Ohio Farm Bureau Federation (OFBF) is pleased with a recent ruling from the Ohio Supreme Court that upholds the private property rights of landowners along Lake Erie.
OFBF filed an amicus brief in the case in September 2010 at the request of the Lake County Farm Bureau.
“Our chief concern centered on arguments being advanced by the State of Ohio and environmental groups that, if accepted by the court, would have stripped farmers and other landowners of their private ownership of the riverbeds, streambeds and lake beds of all ‘navigable’ rivers, streams and in-land lakes in Ohio,” said Chad Endsley, OFBF director of agricultural law.

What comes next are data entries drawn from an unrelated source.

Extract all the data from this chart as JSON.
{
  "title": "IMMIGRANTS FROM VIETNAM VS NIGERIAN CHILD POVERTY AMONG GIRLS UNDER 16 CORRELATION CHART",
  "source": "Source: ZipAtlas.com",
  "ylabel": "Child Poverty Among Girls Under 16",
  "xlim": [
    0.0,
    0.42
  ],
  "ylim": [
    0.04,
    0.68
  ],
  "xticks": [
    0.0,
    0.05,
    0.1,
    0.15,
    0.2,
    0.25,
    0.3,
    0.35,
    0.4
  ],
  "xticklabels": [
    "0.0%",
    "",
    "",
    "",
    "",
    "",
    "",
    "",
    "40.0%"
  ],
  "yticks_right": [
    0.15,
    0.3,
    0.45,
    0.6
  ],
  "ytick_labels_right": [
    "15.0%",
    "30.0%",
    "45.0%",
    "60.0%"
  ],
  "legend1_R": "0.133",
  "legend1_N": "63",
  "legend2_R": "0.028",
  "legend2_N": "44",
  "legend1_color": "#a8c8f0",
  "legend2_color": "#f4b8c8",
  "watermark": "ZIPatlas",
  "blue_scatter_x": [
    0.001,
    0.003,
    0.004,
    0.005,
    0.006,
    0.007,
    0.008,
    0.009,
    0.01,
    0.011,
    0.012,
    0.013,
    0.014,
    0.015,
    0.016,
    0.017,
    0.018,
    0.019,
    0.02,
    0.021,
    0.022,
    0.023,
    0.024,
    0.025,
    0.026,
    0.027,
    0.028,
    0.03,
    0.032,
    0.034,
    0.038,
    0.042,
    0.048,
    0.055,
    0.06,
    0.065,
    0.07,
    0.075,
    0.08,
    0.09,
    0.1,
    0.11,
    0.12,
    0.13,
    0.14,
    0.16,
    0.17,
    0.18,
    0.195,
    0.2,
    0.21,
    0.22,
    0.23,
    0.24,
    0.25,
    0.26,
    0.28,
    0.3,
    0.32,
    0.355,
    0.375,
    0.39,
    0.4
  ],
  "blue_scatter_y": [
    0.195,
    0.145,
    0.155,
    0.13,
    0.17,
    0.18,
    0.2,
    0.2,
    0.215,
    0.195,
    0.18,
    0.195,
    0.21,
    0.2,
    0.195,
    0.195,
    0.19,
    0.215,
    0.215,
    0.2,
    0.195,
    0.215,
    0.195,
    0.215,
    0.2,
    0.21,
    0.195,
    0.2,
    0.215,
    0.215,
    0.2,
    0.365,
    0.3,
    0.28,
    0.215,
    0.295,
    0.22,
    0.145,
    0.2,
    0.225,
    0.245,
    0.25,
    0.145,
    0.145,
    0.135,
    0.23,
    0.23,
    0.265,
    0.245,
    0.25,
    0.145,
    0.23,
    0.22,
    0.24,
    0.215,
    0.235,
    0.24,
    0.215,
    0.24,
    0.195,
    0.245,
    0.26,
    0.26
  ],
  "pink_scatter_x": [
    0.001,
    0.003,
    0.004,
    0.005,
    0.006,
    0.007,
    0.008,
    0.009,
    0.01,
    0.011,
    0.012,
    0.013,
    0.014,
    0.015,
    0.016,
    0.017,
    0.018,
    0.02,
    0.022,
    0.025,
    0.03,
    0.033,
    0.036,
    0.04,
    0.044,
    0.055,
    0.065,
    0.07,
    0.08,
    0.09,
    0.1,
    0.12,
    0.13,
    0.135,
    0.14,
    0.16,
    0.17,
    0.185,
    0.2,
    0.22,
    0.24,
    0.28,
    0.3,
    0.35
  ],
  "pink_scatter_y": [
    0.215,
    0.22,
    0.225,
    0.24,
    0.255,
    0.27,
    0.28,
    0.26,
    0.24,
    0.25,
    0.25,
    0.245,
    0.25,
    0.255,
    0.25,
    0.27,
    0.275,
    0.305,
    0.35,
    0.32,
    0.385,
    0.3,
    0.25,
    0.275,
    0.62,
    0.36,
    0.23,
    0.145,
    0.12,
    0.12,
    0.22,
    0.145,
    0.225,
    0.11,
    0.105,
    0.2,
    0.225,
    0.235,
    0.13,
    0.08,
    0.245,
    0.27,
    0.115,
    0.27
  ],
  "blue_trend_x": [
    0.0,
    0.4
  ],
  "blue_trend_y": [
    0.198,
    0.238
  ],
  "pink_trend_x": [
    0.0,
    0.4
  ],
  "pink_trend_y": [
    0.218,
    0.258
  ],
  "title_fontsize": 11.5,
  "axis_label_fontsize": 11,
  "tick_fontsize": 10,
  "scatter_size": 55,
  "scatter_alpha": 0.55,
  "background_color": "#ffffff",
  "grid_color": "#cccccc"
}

Endsley said the state’s request would have undone two centuries worth of Ohio law, which since 1828 has said owners of property bordering rivers, streams and in-land lakes hold title to the land extending to the center of the water body.
The state’s request could have granted the public the right to walk along, camp, fish, bird watch and otherwise use for recreational purposes the dry land alongside privately owned “navigable” rivers, streams or in-land lakes, as long as they stayed below the “high water mark.”
“Fortunately, the Ohio Supreme Court did not accept the far-reaching arguments advanced by the State of Ohio and environmental groups,” Endsley said. “Instead, the court upheld existing Ohio law and stated that the territory of Lake Erie held in trust by the State of Ohio for the people of the state extends to the natural shoreline, which is the line at which the water usually stands when free from disturbing causes.”
The court did not accept the state’s invitation to extend the public trust territory to the high water mark, or to apply the legal principles applicable to Lake Erie (including ownership of the lake bed and the public’s rights to use and enjoyment of such property) to other Ohio water bodies, Endsley said.